I am unclear about the justification of the following sentence:

’ If you are using n features, there are at least n+1 support vectors.’

Any help is appreciated :slight_smile:

3 Likes

I have the same question here :face_with_raised_eyebrow:

It’s just a guess, but I think at least n+1 support vectors are required to identify the hyperplane uniquely. Let features be represented as variables x_1, ..., x_n. A hyperplane is represented by an equation like:

c_1 * x_1 + ... + c_n * x_n + b = 0

The method described in this lesson will be a quadratic programming problem which find the coefficients c_1, ..., c_n and the intercept b (n+1 unknowns) that maximize a certain distance under the constraints given by many linear inequalities.
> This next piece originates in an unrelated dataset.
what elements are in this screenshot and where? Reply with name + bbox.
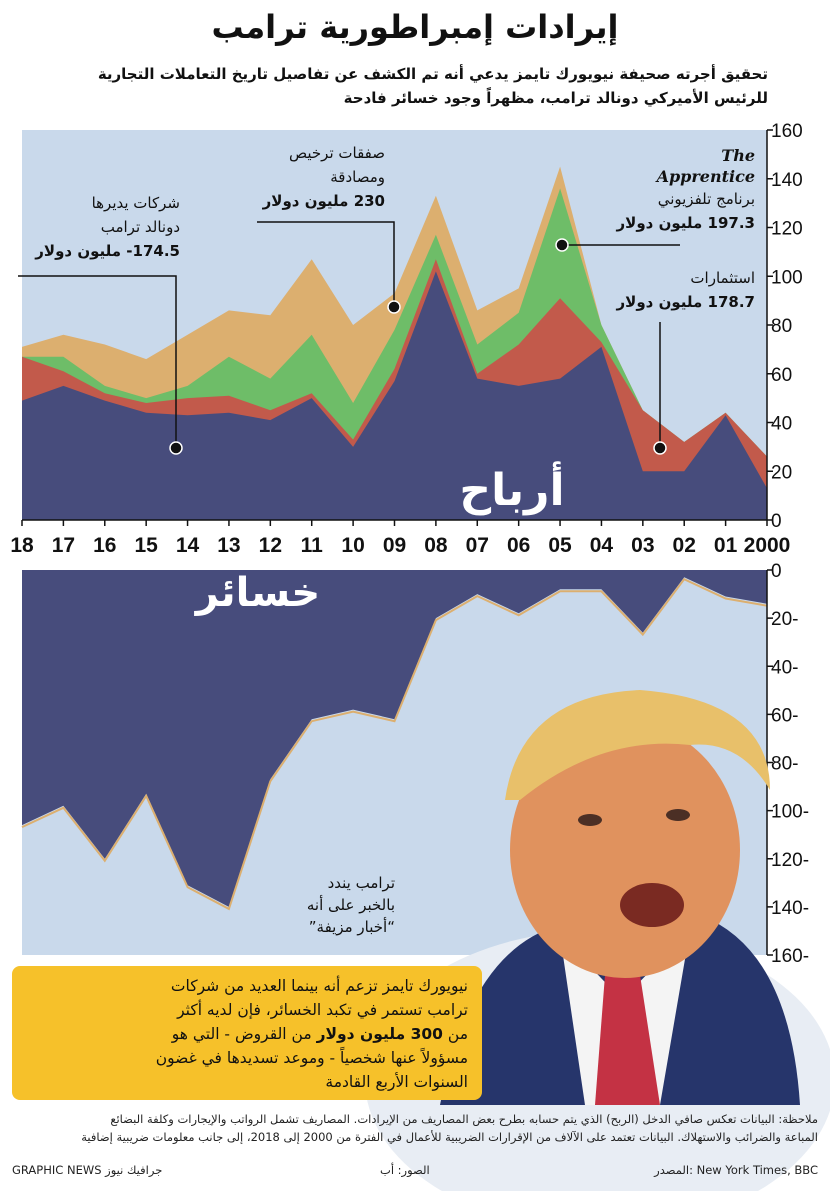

If we take out only the necessary ones out of those linear inequalities, I think that they would correspond to the support vectors, and the number of them would be at least n+1.

I think this is similar to the fact that at least n+1 equations are needed to uniquely identify the solution of equations with n+1 unknowns.

I assume due to the following:
The sentence mentions at least n+1 support vectors for n features, which means you can have more.
Let’s imagine you have only 2 features for a classification case (two is the minimum for a classification), then n=2.
As shown in the lecture, to draw a margin lines, you need AT LEAST a line for one of the groups(features), and a point for another group (feature). Therefore, you can find distances between the two groups (features) and draw a margin band between them. That was a line and a point. The point requires one support vector; and the line, since it requires minimum two points (equation of the line), then it requires 2 support vectors. In total 3 support vectors are required for a case with two features. If you have more features and you want to find the boundaries between the features (groups), you repeat this process. That’s why it mentions that at least you need n+1 support vectors for a case with n features. You might end up needing more support vectors depending on distributions and geometry of data points.